The term intellectual disability covers a wide range of clinical conditions, some with well-defined causes and others that remain unexplained. For example, Down syndrome results from an extra copy of chromosome 21, while Rett syndrome is often linked to mutations in the MeCP2 gene, a critical regulatory switch. Many autism spectrum disorders and other intellectual disabilities, however, lack a clear genetic explanation.
New research led by Manel Esteller, director of the Epigenetics and Cancer Biology Program (PEBC) at the Bellvitge Biomedical Research Institute (IDIBELL), ICREA researcher, and Professor of Genetics at the University of Barcelona, identifies a previously unrecognized mechanism that helps explain some of these unexplained cases. Published in the journal Genetics in Medicine, the study reports discovery of mutations in an epigenetic regulator that are implicated in certain cases of intellectual disability, autism spectrum disorders, and atypical Rett syndrome.
Esteller and colleagues analyzed the genomes of 215 patients diagnosed with intellectual disability, autism, or Rett syndrome who previously showed no genetic alterations in the genes typically associated with those disorders. Their goal was to find molecular causes that standard diagnostic screens had missed. Through comprehensive mutational and functional analysis, the team identified a new gene implicated in a subset of these conditions.
Specifically, the study highlights JMJD1C (Jumonji Domain Containing 1C), an epigenetic regulator whose normal role is to control the activity of other genes by modifying chromatin. Mutations in JMJD1C were found in a small but significant subset of patients whose conditions had no previously known genetic cause. These low-frequency but functionally impactful mutations suggest that many rare genetic disruptions across a broad set of regulatory genes may underlie unexplained intellectual disability and related neurodevelopmental disorders.
According to Esteller, “Only a small percentage of unexplained intellectual disability is due to mutations in this single gene, but identifying JMJD1C demonstrates that rare mutations in epigenetic regulators can be causal. The gene also interacts with MeCP2, indicating it may contribute to atypical forms of Rett syndrome.”

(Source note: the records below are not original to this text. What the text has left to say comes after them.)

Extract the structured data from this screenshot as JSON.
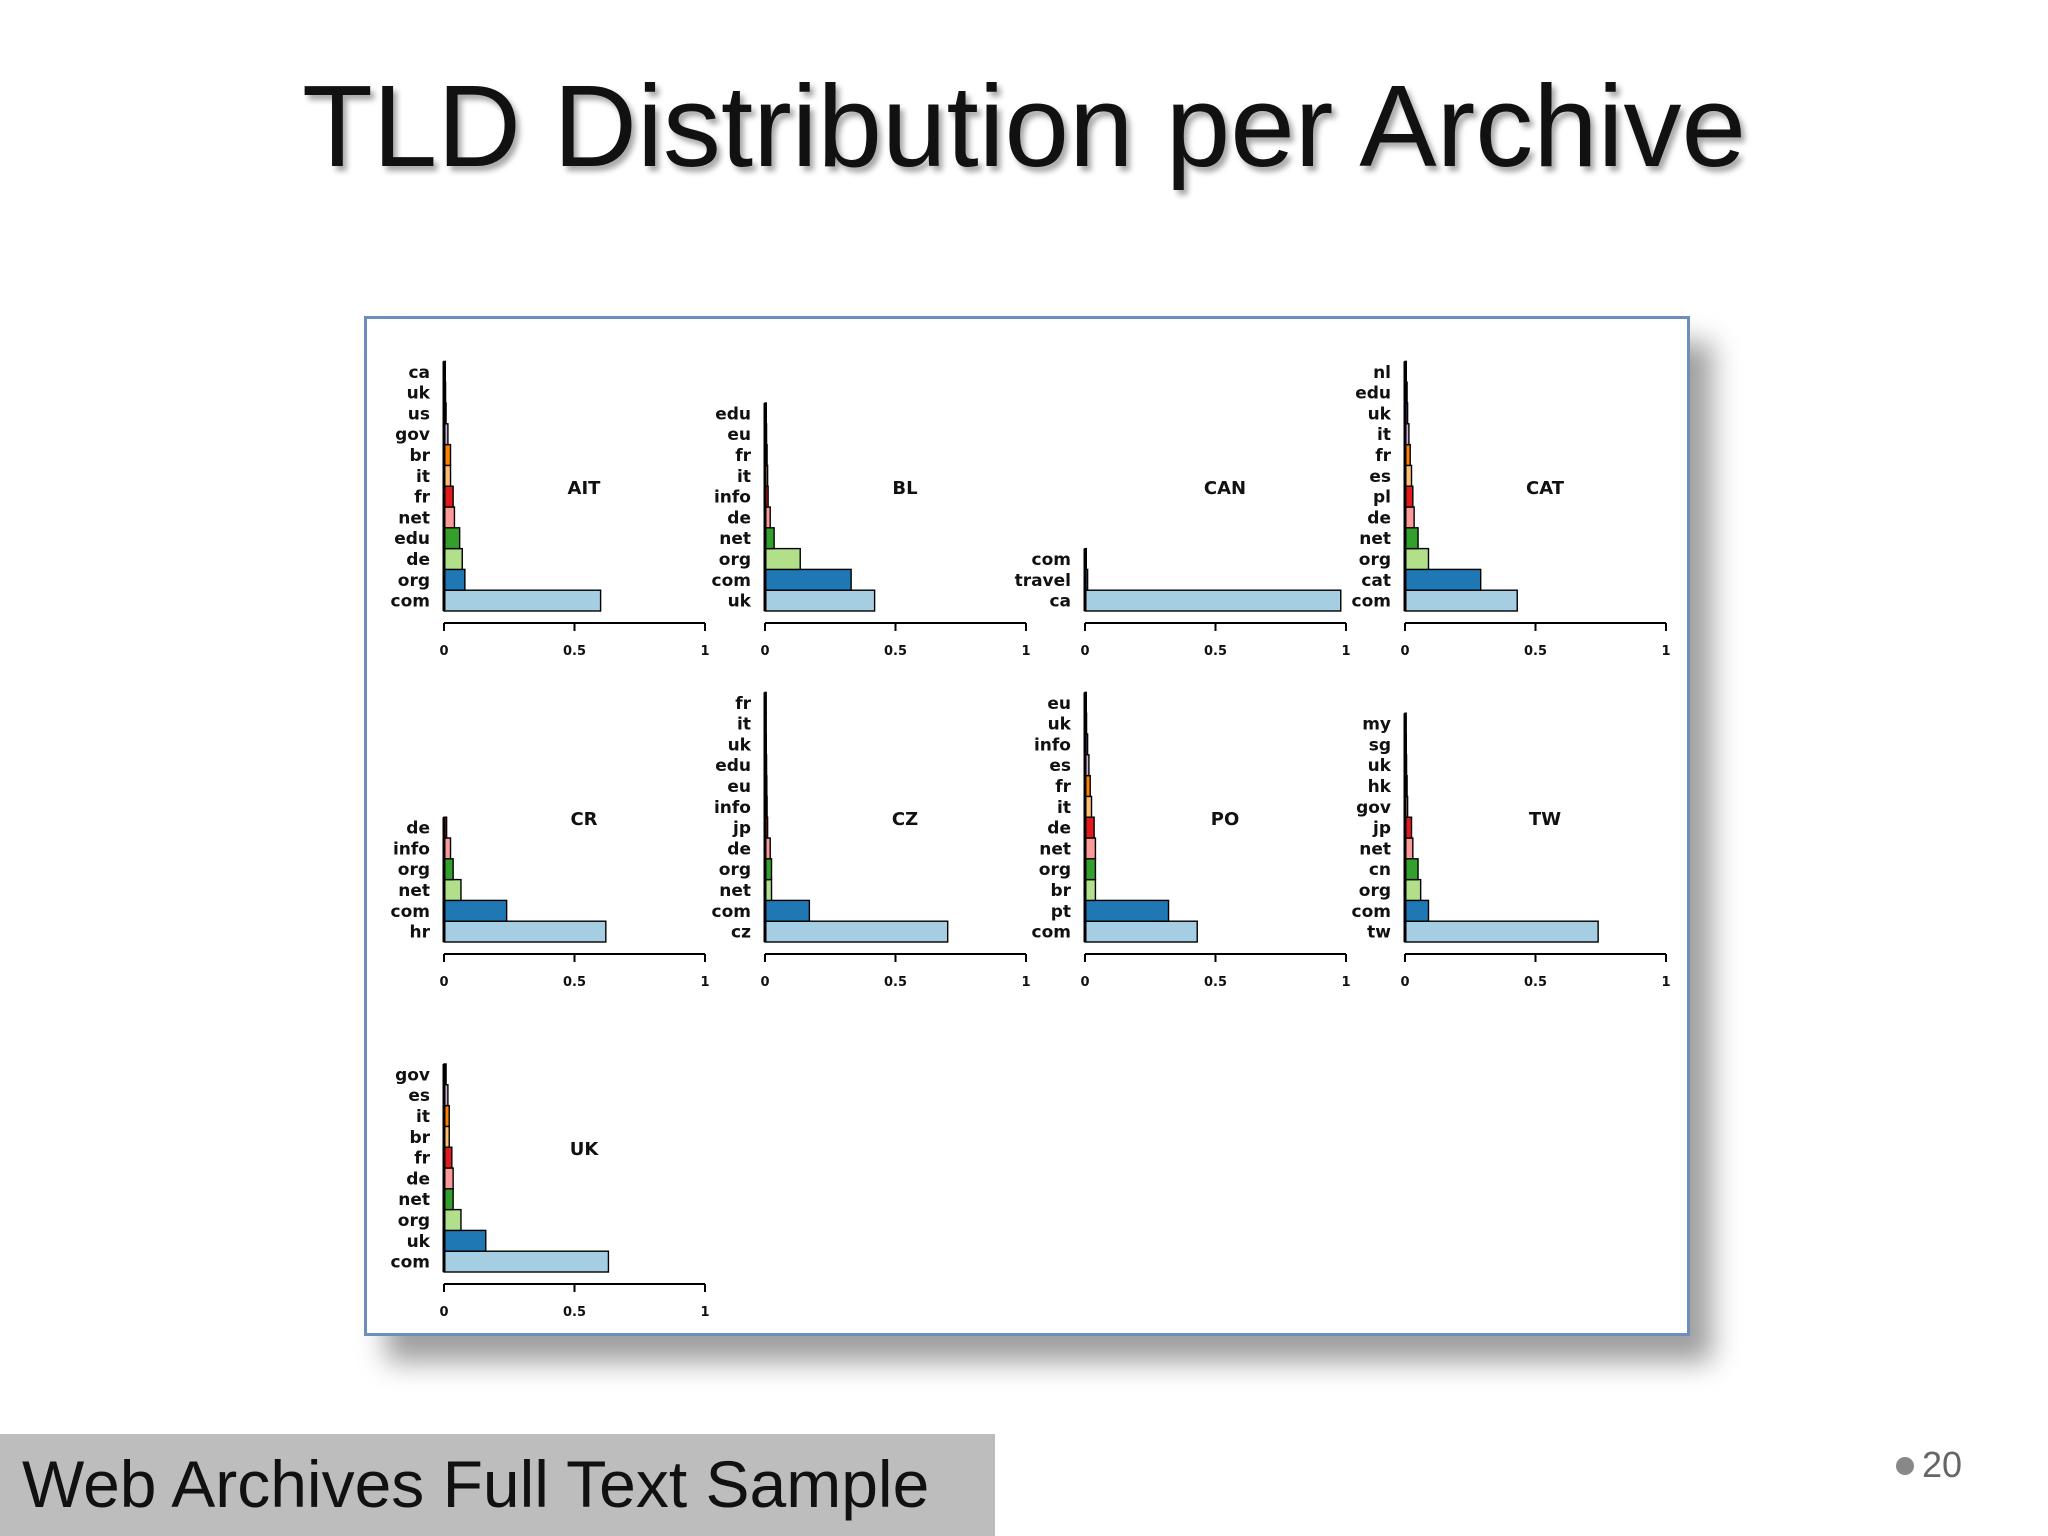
{
  "slide": {
    "title": "TLD Distribution per Archive",
    "footer": "Web Archives Full Text Sample",
    "page_number": "20"
  },
  "colors": [
    "#a6cee3",
    "#1f78b4",
    "#b2df8a",
    "#33a02c",
    "#fb9a99",
    "#e31a1c",
    "#fdbf6f",
    "#ff7f00",
    "#cab2d6",
    "#6a3d9a",
    "#ffff99",
    "#b15928"
  ],
  "chart_data": [
    {
      "type": "bar",
      "orientation": "horizontal",
      "title": "AIT",
      "categories": [
        "com",
        "org",
        "de",
        "edu",
        "net",
        "fr",
        "it",
        "br",
        "gov",
        "us",
        "uk",
        "ca"
      ],
      "values": [
        0.6,
        0.08,
        0.07,
        0.06,
        0.04,
        0.035,
        0.025,
        0.025,
        0.015,
        0.008,
        0.006,
        0.005
      ],
      "xlim": [
        0,
        1
      ],
      "xticks": [
        "0",
        "0.5",
        "1"
      ]
    },
    {
      "type": "bar",
      "orientation": "horizontal",
      "title": "BL",
      "categories": [
        "uk",
        "com",
        "org",
        "net",
        "de",
        "info",
        "it",
        "fr",
        "eu",
        "edu"
      ],
      "values": [
        0.42,
        0.33,
        0.135,
        0.035,
        0.02,
        0.012,
        0.01,
        0.008,
        0.006,
        0.005
      ],
      "xlim": [
        0,
        1
      ],
      "xticks": [
        "0",
        "0.5",
        "1"
      ]
    },
    {
      "type": "bar",
      "orientation": "horizontal",
      "title": "CAN",
      "categories": [
        "ca",
        "travel",
        "com"
      ],
      "values": [
        0.98,
        0.01,
        0.005
      ],
      "xlim": [
        0,
        1
      ],
      "xticks": [
        "0",
        "0.5",
        "1"
      ]
    },
    {
      "type": "bar",
      "orientation": "horizontal",
      "title": "CAT",
      "categories": [
        "com",
        "cat",
        "org",
        "net",
        "de",
        "pl",
        "es",
        "fr",
        "it",
        "uk",
        "edu",
        "nl"
      ],
      "values": [
        0.43,
        0.29,
        0.09,
        0.05,
        0.035,
        0.03,
        0.025,
        0.02,
        0.015,
        0.01,
        0.008,
        0.005
      ],
      "xlim": [
        0,
        1
      ],
      "xticks": [
        "0",
        "0.5",
        "1"
      ]
    },
    {
      "type": "bar",
      "orientation": "horizontal",
      "title": "CR",
      "categories": [
        "hr",
        "com",
        "net",
        "org",
        "info",
        "de"
      ],
      "values": [
        0.62,
        0.24,
        0.065,
        0.035,
        0.025,
        0.01
      ],
      "xlim": [
        0,
        1
      ],
      "xticks": [
        "0",
        "0.5",
        "1"
      ]
    },
    {
      "type": "bar",
      "orientation": "horizontal",
      "title": "CZ",
      "categories": [
        "cz",
        "com",
        "net",
        "org",
        "de",
        "jp",
        "info",
        "eu",
        "edu",
        "uk",
        "it",
        "fr"
      ],
      "values": [
        0.7,
        0.17,
        0.025,
        0.025,
        0.02,
        0.01,
        0.008,
        0.007,
        0.006,
        0.005,
        0.004,
        0.004
      ],
      "xlim": [
        0,
        1
      ],
      "xticks": [
        "0",
        "0.5",
        "1"
      ]
    },
    {
      "type": "bar",
      "orientation": "horizontal",
      "title": "PO",
      "categories": [
        "com",
        "pt",
        "br",
        "org",
        "net",
        "de",
        "it",
        "fr",
        "es",
        "info",
        "uk",
        "eu"
      ],
      "values": [
        0.43,
        0.32,
        0.04,
        0.04,
        0.04,
        0.035,
        0.025,
        0.02,
        0.015,
        0.01,
        0.006,
        0.005
      ],
      "xlim": [
        0,
        1
      ],
      "xticks": [
        "0",
        "0.5",
        "1"
      ]
    },
    {
      "type": "bar",
      "orientation": "horizontal",
      "title": "TW",
      "categories": [
        "tw",
        "com",
        "org",
        "cn",
        "net",
        "jp",
        "gov",
        "hk",
        "uk",
        "sg",
        "my"
      ],
      "values": [
        0.74,
        0.09,
        0.06,
        0.05,
        0.03,
        0.025,
        0.01,
        0.008,
        0.006,
        0.005,
        0.004
      ],
      "xlim": [
        0,
        1
      ],
      "xticks": [
        "0",
        "0.5",
        "1"
      ]
    },
    {
      "type": "bar",
      "orientation": "horizontal",
      "title": "UK",
      "categories": [
        "com",
        "uk",
        "org",
        "net",
        "de",
        "fr",
        "br",
        "it",
        "es",
        "gov"
      ],
      "values": [
        0.63,
        0.16,
        0.065,
        0.035,
        0.035,
        0.03,
        0.02,
        0.02,
        0.015,
        0.008
      ],
      "xlim": [
        0,
        1
      ],
      "xticks": [
        "0",
        "0.5",
        "1"
      ]
    }
  ]
}
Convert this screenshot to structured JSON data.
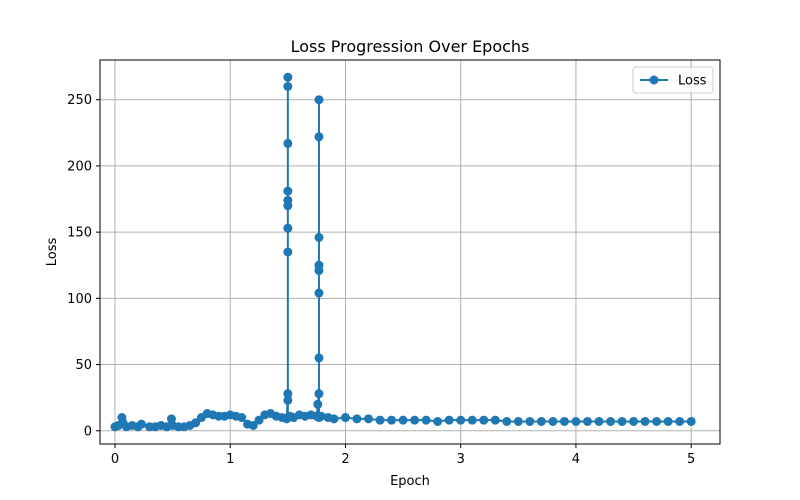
{
  "colors": {
    "series": "#1f77b4",
    "grid": "#b0b0b0",
    "frame": "#000000"
  },
  "chart_data": {
    "type": "line",
    "title": "Loss Progression Over Epochs",
    "xlabel": "Epoch",
    "ylabel": "Loss",
    "xlim": [
      -0.13,
      5.25
    ],
    "ylim": [
      -10,
      280
    ],
    "xticks": [
      0,
      1,
      2,
      3,
      4,
      5
    ],
    "yticks": [
      0,
      50,
      100,
      150,
      200,
      250
    ],
    "grid": true,
    "legend_position": "top-right",
    "series": [
      {
        "name": "Loss",
        "marker": "circle",
        "x": [
          0.0,
          0.03,
          0.06,
          0.07,
          0.1,
          0.15,
          0.2,
          0.23,
          0.3,
          0.35,
          0.4,
          0.45,
          0.49,
          0.5,
          0.55,
          0.6,
          0.65,
          0.7,
          0.75,
          0.8,
          0.85,
          0.9,
          0.95,
          1.0,
          1.05,
          1.1,
          1.15,
          1.2,
          1.25,
          1.3,
          1.35,
          1.4,
          1.45,
          1.49,
          1.5,
          1.5,
          1.5,
          1.5,
          1.5,
          1.5,
          1.5,
          1.5,
          1.5,
          1.5,
          1.5,
          1.52,
          1.55,
          1.6,
          1.65,
          1.7,
          1.75,
          1.76,
          1.77,
          1.77,
          1.77,
          1.77,
          1.77,
          1.77,
          1.77,
          1.77,
          1.77,
          1.79,
          1.85,
          1.9,
          2.0,
          2.1,
          2.2,
          2.3,
          2.4,
          2.5,
          2.6,
          2.7,
          2.8,
          2.9,
          3.0,
          3.1,
          3.2,
          3.3,
          3.4,
          3.5,
          3.6,
          3.7,
          3.8,
          3.9,
          4.0,
          4.1,
          4.2,
          4.3,
          4.4,
          4.5,
          4.6,
          4.7,
          4.8,
          4.9,
          5.0
        ],
        "y": [
          3,
          4,
          10,
          6,
          3,
          4,
          3,
          5,
          3,
          3,
          4,
          3,
          9,
          4,
          3,
          3,
          4,
          6,
          10,
          13,
          12,
          11,
          11,
          12,
          11,
          10,
          5,
          4,
          8,
          12,
          13,
          11,
          10,
          9,
          28,
          135,
          153,
          170,
          174,
          181,
          217,
          260,
          267,
          23,
          10,
          11,
          10,
          12,
          11,
          12,
          11,
          20,
          28,
          55,
          104,
          121,
          125,
          146,
          222,
          250,
          10,
          11,
          10,
          9,
          10,
          9,
          9,
          8,
          8,
          8,
          8,
          8,
          7,
          8,
          8,
          8,
          8,
          8,
          7,
          7,
          7,
          7,
          7,
          7,
          7,
          7,
          7,
          7,
          7,
          7,
          7,
          7,
          7,
          7,
          7
        ]
      }
    ]
  }
}
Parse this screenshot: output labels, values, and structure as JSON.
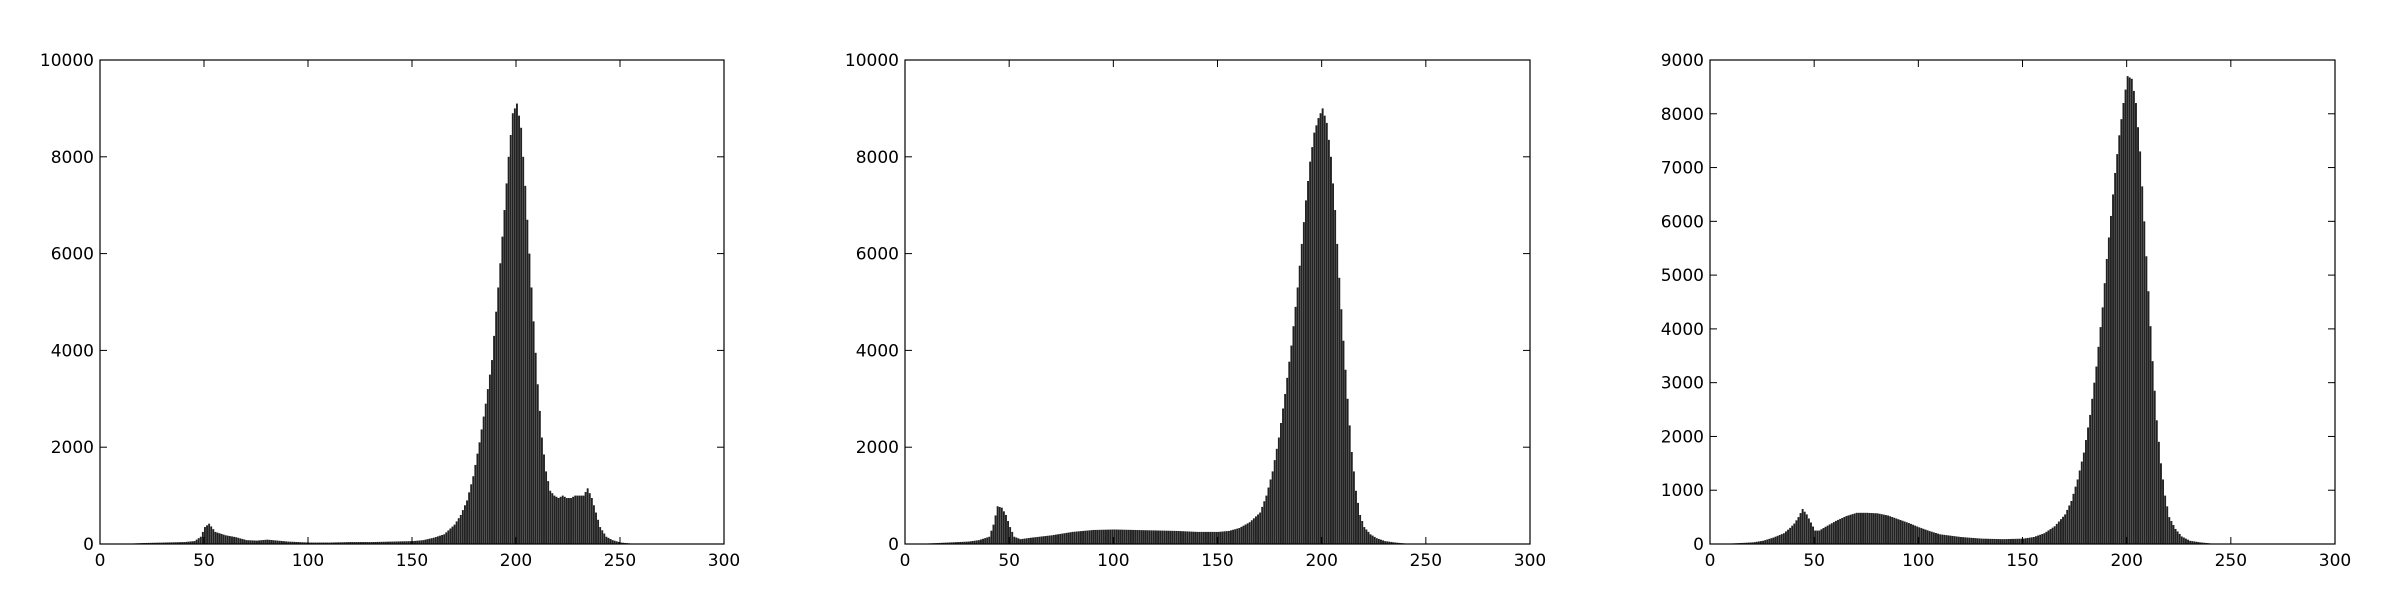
{
  "figure": {
    "bar_color": "#222222",
    "bar_edge_color": "#888888",
    "frame_color": "#000000",
    "background": "#ffffff"
  },
  "chart_data": [
    {
      "type": "bar",
      "title": "",
      "xlabel": "",
      "ylabel": "",
      "grid": false,
      "xlim": [
        0,
        300
      ],
      "ylim": [
        0,
        10000
      ],
      "xticks": [
        0,
        50,
        100,
        150,
        200,
        250,
        300
      ],
      "yticks": [
        0,
        2000,
        4000,
        6000,
        8000,
        10000
      ],
      "series": [
        {
          "x": [
            10,
            20,
            30,
            40,
            45,
            48,
            50,
            52,
            55,
            60,
            65,
            70,
            75,
            80,
            90,
            100,
            110,
            120,
            130,
            140,
            150,
            155,
            160,
            165,
            170,
            173,
            176,
            179,
            182,
            185,
            188,
            190,
            192,
            194,
            196,
            198,
            200,
            202,
            204,
            206,
            208,
            210,
            212,
            214,
            216,
            218,
            220,
            222,
            224,
            226,
            228,
            230,
            232,
            234,
            236,
            238,
            240,
            243,
            246,
            250,
            255,
            260,
            270,
            280
          ],
          "values": [
            0,
            20,
            30,
            40,
            60,
            150,
            350,
            420,
            250,
            180,
            140,
            80,
            70,
            90,
            50,
            30,
            30,
            40,
            40,
            50,
            60,
            80,
            130,
            200,
            400,
            600,
            900,
            1400,
            2100,
            2900,
            3800,
            4800,
            5800,
            6900,
            8000,
            8900,
            9100,
            8600,
            7400,
            6000,
            4600,
            3300,
            2200,
            1500,
            1100,
            1000,
            950,
            1000,
            950,
            950,
            1000,
            1000,
            1000,
            1150,
            950,
            650,
            350,
            150,
            80,
            30,
            10,
            0,
            0,
            0
          ]
        }
      ]
    },
    {
      "type": "bar",
      "title": "",
      "xlabel": "",
      "ylabel": "",
      "grid": false,
      "xlim": [
        0,
        300
      ],
      "ylim": [
        0,
        10000
      ],
      "xticks": [
        0,
        50,
        100,
        150,
        200,
        250,
        300
      ],
      "yticks": [
        0,
        2000,
        4000,
        6000,
        8000,
        10000
      ],
      "series": [
        {
          "x": [
            5,
            10,
            20,
            30,
            35,
            40,
            42,
            44,
            46,
            48,
            50,
            52,
            55,
            60,
            70,
            80,
            90,
            100,
            110,
            120,
            130,
            140,
            150,
            155,
            160,
            165,
            170,
            173,
            176,
            179,
            182,
            185,
            188,
            190,
            192,
            194,
            196,
            198,
            200,
            202,
            204,
            206,
            208,
            210,
            212,
            214,
            216,
            218,
            220,
            223,
            226,
            230,
            235,
            240,
            250,
            260,
            280
          ],
          "values": [
            0,
            10,
            30,
            50,
            80,
            150,
            400,
            780,
            750,
            600,
            350,
            150,
            100,
            130,
            180,
            250,
            290,
            300,
            290,
            280,
            270,
            250,
            250,
            270,
            330,
            450,
            650,
            1000,
            1500,
            2200,
            3100,
            4100,
            5300,
            6200,
            7100,
            7900,
            8500,
            8800,
            9000,
            8700,
            8000,
            6900,
            5500,
            4200,
            3000,
            1900,
            1100,
            600,
            350,
            200,
            120,
            60,
            30,
            10,
            0,
            0,
            0
          ]
        }
      ]
    },
    {
      "type": "bar",
      "title": "",
      "xlabel": "",
      "ylabel": "",
      "grid": false,
      "xlim": [
        0,
        300
      ],
      "ylim": [
        0,
        9000
      ],
      "xticks": [
        0,
        50,
        100,
        150,
        200,
        250,
        300
      ],
      "yticks": [
        0,
        1000,
        2000,
        3000,
        4000,
        5000,
        6000,
        7000,
        8000,
        9000
      ],
      "series": [
        {
          "x": [
            5,
            10,
            20,
            25,
            30,
            35,
            38,
            40,
            42,
            44,
            46,
            48,
            50,
            52,
            55,
            60,
            65,
            70,
            75,
            80,
            85,
            90,
            95,
            100,
            105,
            110,
            120,
            130,
            140,
            150,
            155,
            160,
            165,
            170,
            173,
            176,
            179,
            182,
            185,
            188,
            190,
            192,
            194,
            196,
            198,
            200,
            202,
            204,
            206,
            208,
            210,
            212,
            214,
            216,
            218,
            220,
            223,
            226,
            230,
            235,
            240,
            250,
            260,
            280
          ],
          "values": [
            0,
            10,
            30,
            60,
            120,
            200,
            300,
            380,
            500,
            650,
            550,
            400,
            250,
            250,
            320,
            430,
            520,
            580,
            580,
            570,
            530,
            460,
            390,
            310,
            240,
            180,
            130,
            100,
            90,
            100,
            130,
            200,
            330,
            550,
            800,
            1200,
            1700,
            2400,
            3300,
            4400,
            5300,
            6100,
            6900,
            7600,
            8200,
            8700,
            8650,
            8200,
            7300,
            6000,
            4700,
            3400,
            2300,
            1500,
            900,
            500,
            280,
            140,
            60,
            30,
            10,
            0,
            0,
            0
          ]
        }
      ]
    }
  ]
}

Funding: The study was supported by the European Union, Catalan and Spanish Rett syndrome associations, crowdfunding through Verkami, and the Daniel Bravo and Finestrelles Foundations, reflecting strong civil society engagement in scientific research.
Source: IDIBELL (Bellvitge Biomedical Research Institute)
Image Credit: Public domain image
Original Research: “Mutations in JMJD1C are involved in Rett syndrome and intellectual disability” by Mauricio A. Sáez et al., published in Genetics in Medicine on July 16, 2015. DOI: 10.1038/gim.2015.100
Abstract
Mutations in JMJD1C are involved in Rett syndrome and intellectual disability
Purpose:
Autism spectrum disorders and many intellectual disabilities frequently involve deficits in social interaction and communication. Rett syndrome is an example in which epilepsy, motor impairment, and other neurological symptoms co-occur. Mutations in histone demethylases and other epigenetic regulators have been linked to several neurodevelopmental syndromes. This study aimed to determine whether mutations in the candidate histone demethylase JMJD1C (jumonji domain containing 1C) are implicated in these disorders.
Methods:
The researchers performed mutational screening and functional analyses of JMJD1C in a cohort of 215 individuals with autism spectrum disorders, intellectual disability, or Rett syndrome who had no previously identified genetic defect.
Results:
Seven JMJD1C variants were identified that were absent from control databases of roughly 6,000 samples and that produced amino acid substitutions altering functional biochemical groups. Among these, two de novo germline mutations in JMJD1C were discovered: one in a patient with Rett syndrome and another in a patient with intellectual disability. Functional characterization of the mutant JMJD1C protein from the Rett syndrome case revealed abnormal subcellular localization, reduced demethylation activity toward the DNA damage–response protein MDC1, and diminished interaction with MECP2. The study confirmed JMJD1C is broadly expressed across brain regions and that its depletion impairs dendritic development and neuronal function.
Conclusions:
The data indicate that rare mutations in JMJD1C contribute to the development of Rett syndrome and intellectual disability, supporting a broader role for epigenetic regulation in neurodevelopmental disorders.